Principal component analysis or PCA is a statistical method used in this research which enables reduction of memory requirement by cutting down the dimensionality of data as well as finds the major directions from a multivariate data; which, in turn, reduces the computational burden as well as memory requirement, since it considers only the major directions of variation in the data in descending order of importance. This also helps to reduce the effect of noise in signals in computation. But PCA considers the derived components as the linear combination of fault features, which introduce minor inaccuracy. Traveling wave and frequency analysis-based methods are also used effectively. Fourier transform-based analysis helps in developing frequency spectrums which bear major information regarding faults.

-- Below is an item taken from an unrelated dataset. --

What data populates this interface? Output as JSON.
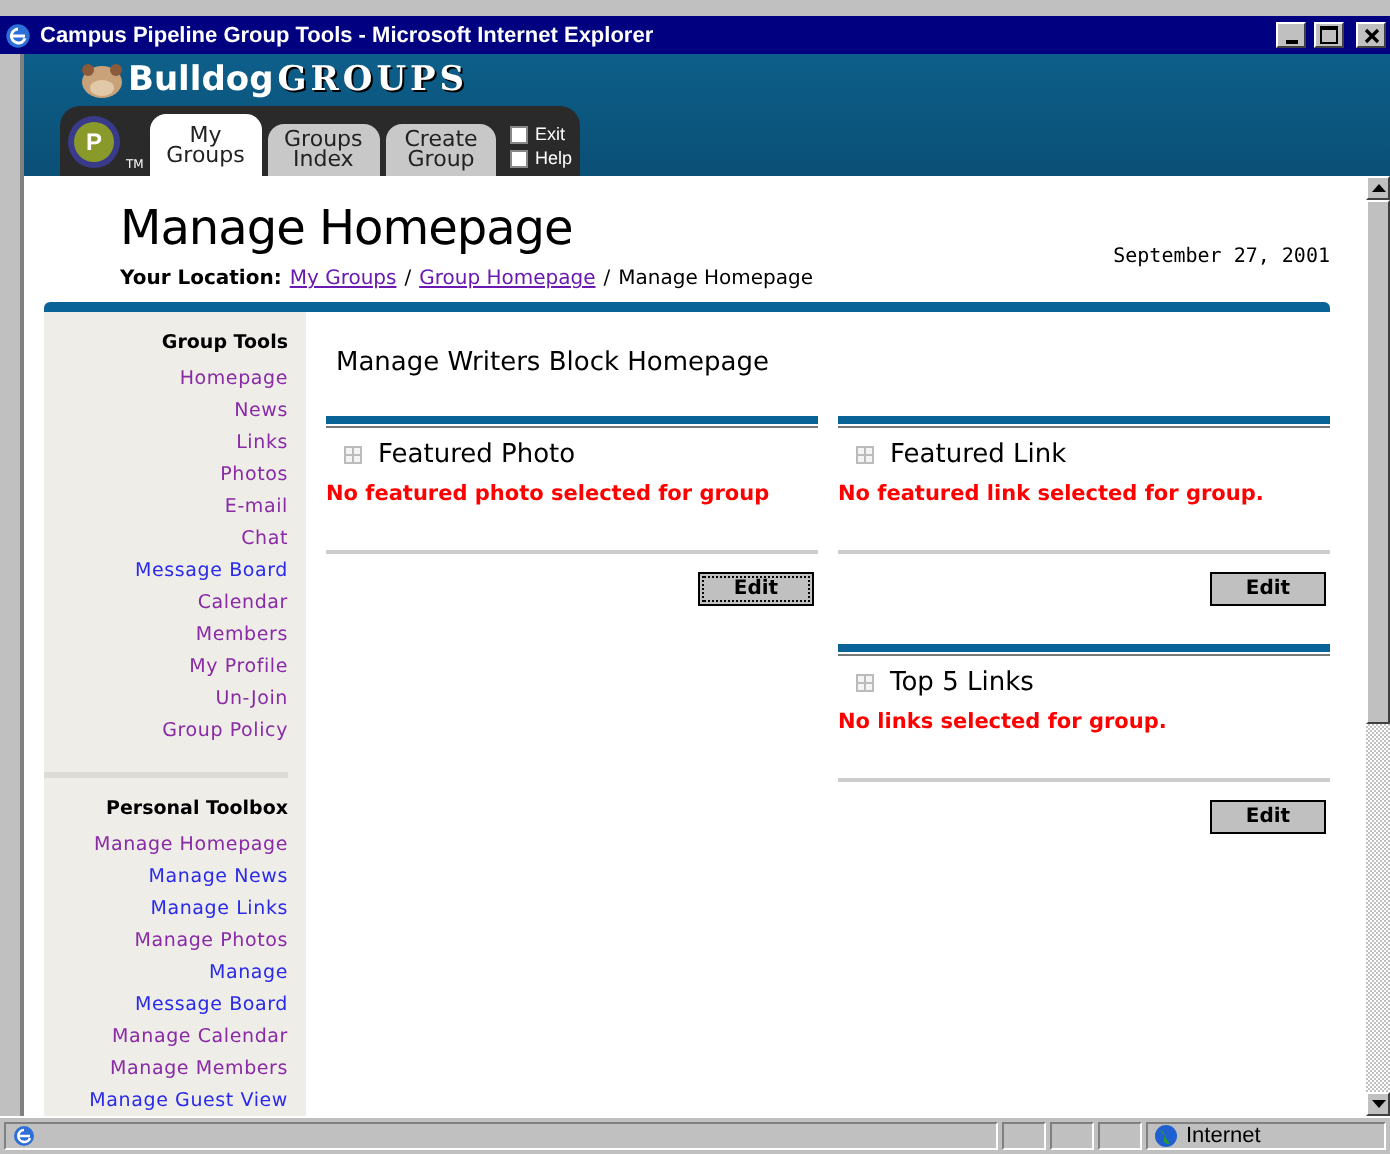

Apart from these, entropy-based methods, correlation and regression analysis, time synchronous analysis of fault signals and several others have been proved effective in this regard. Phasor measurement unit (PMU) has come up over the last few years with excellent results of fault localization. But time synchronous analysis methods like PMU requires measurement of fault signals from both ends of the system simultaneously, which require additional hardware support, which further involves enhanced costing. Several other effective methods have also come up in the last few years especially with the rapid advancement of soft computational analysis as discussed earlier.

All these above methods of fault analysis are mentioned in brief in this article, both qualitatively as well as quantitatively. Citations are duly mentioned along with corresponding key features and outcomes of each of the research works. This is done with an aim to help researchers to develop an overall idea of research in this field, as well as identify the suitable method for serving the intended purpose regarding fault analysis for detection, classification and localization of power system faults, occurring in the transmission lines.